Bilindiği gibi düğün-cenaze ve nişan gibi cemiyetleri saymazsak Ramazan ve Kurban bayramları insanların bir araya geldikleri hasret giderdikleri buluşma günleridir, Özellikle pandemi dolayısı ile misafirliklerin bile bitme noktasına geldiği bir süreçte sözünü ettiğimiz bayramlar birbirlerini göremeyen eş-dost ve akrabaların özlemle beklediği anların başında geliyor.
Ancak geçen yıl ve bu bayram ziyaretlerinde en yakın akrabalarımız ile siyaset yüzünden karşılaştığımız ve hiç hoşumuza gitmeyen muamele yüzünden “bir daha ki bayramda ziyaretleri noktalasak mı.?” diye iyiden iyiye düşünmeye başlamış durumdayız.
Normal şartlarda biz akrabalarımız ve sevdiğimiz dostlarımız ile siyaset konuşmayı hele hele siyaset yapmayı asla düşünmeyiz, Zira biliriz ki her siysai partinin temsil ettiği görüşe sahip akrabalarımız ile ne konuşursak konuşalım biz onları ikna edemeyeceğiz onlarda bizi ikna edemeyecek.

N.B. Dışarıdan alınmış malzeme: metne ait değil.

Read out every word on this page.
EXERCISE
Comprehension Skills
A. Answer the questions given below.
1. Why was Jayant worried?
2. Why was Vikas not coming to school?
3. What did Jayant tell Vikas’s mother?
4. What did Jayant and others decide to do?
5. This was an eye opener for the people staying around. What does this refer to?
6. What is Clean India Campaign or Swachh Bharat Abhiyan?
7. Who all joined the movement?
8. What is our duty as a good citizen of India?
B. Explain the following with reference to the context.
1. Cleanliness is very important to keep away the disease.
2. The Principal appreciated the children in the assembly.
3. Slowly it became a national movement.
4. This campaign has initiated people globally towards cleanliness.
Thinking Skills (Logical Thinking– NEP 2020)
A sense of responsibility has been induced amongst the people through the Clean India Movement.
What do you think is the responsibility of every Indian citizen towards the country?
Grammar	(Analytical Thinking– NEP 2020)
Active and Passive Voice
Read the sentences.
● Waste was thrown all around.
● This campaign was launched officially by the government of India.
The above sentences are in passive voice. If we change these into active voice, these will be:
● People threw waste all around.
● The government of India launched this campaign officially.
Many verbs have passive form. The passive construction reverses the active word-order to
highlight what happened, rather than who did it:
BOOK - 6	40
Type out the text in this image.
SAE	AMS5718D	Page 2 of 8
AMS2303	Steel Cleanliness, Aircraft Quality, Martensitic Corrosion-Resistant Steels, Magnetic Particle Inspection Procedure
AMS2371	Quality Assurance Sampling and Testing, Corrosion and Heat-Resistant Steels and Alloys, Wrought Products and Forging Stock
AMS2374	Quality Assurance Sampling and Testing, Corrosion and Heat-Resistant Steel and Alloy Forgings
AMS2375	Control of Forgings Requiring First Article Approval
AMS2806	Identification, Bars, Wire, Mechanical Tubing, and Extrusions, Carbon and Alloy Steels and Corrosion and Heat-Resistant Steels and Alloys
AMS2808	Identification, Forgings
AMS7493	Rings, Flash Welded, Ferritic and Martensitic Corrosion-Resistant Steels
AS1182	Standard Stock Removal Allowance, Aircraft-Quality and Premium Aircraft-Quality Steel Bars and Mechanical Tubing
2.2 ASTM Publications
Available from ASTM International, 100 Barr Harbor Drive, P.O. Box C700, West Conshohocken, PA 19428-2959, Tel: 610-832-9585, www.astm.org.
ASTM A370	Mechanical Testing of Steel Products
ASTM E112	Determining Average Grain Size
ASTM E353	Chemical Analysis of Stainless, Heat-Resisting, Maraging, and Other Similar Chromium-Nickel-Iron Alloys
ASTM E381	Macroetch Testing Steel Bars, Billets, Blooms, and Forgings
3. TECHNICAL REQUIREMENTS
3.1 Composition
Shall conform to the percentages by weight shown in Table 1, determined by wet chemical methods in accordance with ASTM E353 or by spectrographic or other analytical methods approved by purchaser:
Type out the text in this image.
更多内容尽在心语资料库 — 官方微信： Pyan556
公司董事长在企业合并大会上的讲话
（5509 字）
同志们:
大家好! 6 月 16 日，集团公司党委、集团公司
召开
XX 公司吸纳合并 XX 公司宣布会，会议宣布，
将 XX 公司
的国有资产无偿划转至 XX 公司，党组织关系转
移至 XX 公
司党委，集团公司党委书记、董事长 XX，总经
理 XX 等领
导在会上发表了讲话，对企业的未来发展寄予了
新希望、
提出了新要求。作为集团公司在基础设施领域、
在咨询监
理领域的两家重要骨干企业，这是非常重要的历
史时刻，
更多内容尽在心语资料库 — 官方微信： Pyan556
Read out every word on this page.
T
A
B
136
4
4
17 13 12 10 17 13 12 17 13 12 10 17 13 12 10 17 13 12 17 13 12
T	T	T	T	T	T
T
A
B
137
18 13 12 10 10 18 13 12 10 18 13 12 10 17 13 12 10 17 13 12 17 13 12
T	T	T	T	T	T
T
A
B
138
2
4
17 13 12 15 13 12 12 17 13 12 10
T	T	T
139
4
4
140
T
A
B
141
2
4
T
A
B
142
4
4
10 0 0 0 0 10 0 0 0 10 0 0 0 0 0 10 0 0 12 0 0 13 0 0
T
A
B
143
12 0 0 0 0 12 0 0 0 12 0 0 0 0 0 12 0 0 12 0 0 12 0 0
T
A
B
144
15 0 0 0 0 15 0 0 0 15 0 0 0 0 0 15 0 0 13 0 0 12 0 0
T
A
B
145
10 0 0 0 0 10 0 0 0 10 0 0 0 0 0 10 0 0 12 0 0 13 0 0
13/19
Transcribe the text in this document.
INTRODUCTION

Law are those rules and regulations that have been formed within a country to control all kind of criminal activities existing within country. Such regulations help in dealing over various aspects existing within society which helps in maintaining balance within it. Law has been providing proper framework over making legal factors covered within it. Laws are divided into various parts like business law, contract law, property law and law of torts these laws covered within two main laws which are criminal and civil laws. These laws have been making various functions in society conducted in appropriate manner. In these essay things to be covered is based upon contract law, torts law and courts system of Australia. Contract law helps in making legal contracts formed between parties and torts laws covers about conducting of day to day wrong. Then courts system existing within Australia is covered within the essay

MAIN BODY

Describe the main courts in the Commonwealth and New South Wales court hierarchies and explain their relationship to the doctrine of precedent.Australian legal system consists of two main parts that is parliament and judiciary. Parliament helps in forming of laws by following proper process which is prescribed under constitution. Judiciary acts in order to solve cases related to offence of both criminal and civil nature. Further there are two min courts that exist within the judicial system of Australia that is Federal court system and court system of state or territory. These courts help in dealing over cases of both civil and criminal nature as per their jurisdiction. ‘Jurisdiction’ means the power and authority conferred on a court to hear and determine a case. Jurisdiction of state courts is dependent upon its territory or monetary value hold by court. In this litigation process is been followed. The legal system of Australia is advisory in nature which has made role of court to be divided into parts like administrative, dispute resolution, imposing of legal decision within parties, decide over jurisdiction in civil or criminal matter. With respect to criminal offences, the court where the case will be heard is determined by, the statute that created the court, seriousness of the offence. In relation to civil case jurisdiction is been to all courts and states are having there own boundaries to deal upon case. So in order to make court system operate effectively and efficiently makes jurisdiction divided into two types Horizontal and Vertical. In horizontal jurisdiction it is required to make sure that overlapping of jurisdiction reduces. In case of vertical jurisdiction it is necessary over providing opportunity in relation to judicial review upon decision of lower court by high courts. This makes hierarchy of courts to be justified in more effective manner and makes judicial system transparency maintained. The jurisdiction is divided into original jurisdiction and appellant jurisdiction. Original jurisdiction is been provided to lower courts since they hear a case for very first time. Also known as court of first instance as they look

Ancak bayram ziyareti için gittiğimiz akraba-eş-dost ziyaretlerinde ikinci –üçüncü hatta dördüncü ziyaretçilerinde bulunduğu bir ortamda selam kelam fazlından en fazla iki dakika sonra iş dönüyor dolaşıyor siyasete geliyor.
Yakın çevremizde bizim gazeteci olduğumuzu nerede ise bilmeyen yok, İşte böyle ziyaretlerde bizi gören tanıdıklar “-Hazır Yüksel Ercan’ı bulmuşken bizde Türkiye’nin meselelerini en az onun kadar hatta ondan daha fazla bildiğimizi ispat edelim” diye düşündüklerinden olsa gerek başlıyorlar Allah ne verdi ise bilgi akışı yapmaya.
Yukarıda da belirttiğimiz gibi biz elden geldiğince siyasetin dışında kalmaya kalırken de muhataplarımıza “-Çoluk çocuk nasıl, okulları bitirdiler mi, Askere giden askerden dönen oldum mu” şeklinde bildik muhabbete girmek istesek te karşımıza gelen ve bize siyaset dersi vermek isteyenlerin boş beleş salvolarından kurtulmakta güçlük çekiyoruz.
Muhataplarımızın anlattıklarının sadece bir tanesi için “-Söylediğin hadise anlattığın tarihte geçmedi, olayın kahramanları da senin söylediklerin değil başkalarıydı” diye itirazda bulunduğumuz andan itibaren sohbetin rengi ve akışı bir anda hiç istenmeyen bir şekilde başka mecralara doğru akmaya başlıyor.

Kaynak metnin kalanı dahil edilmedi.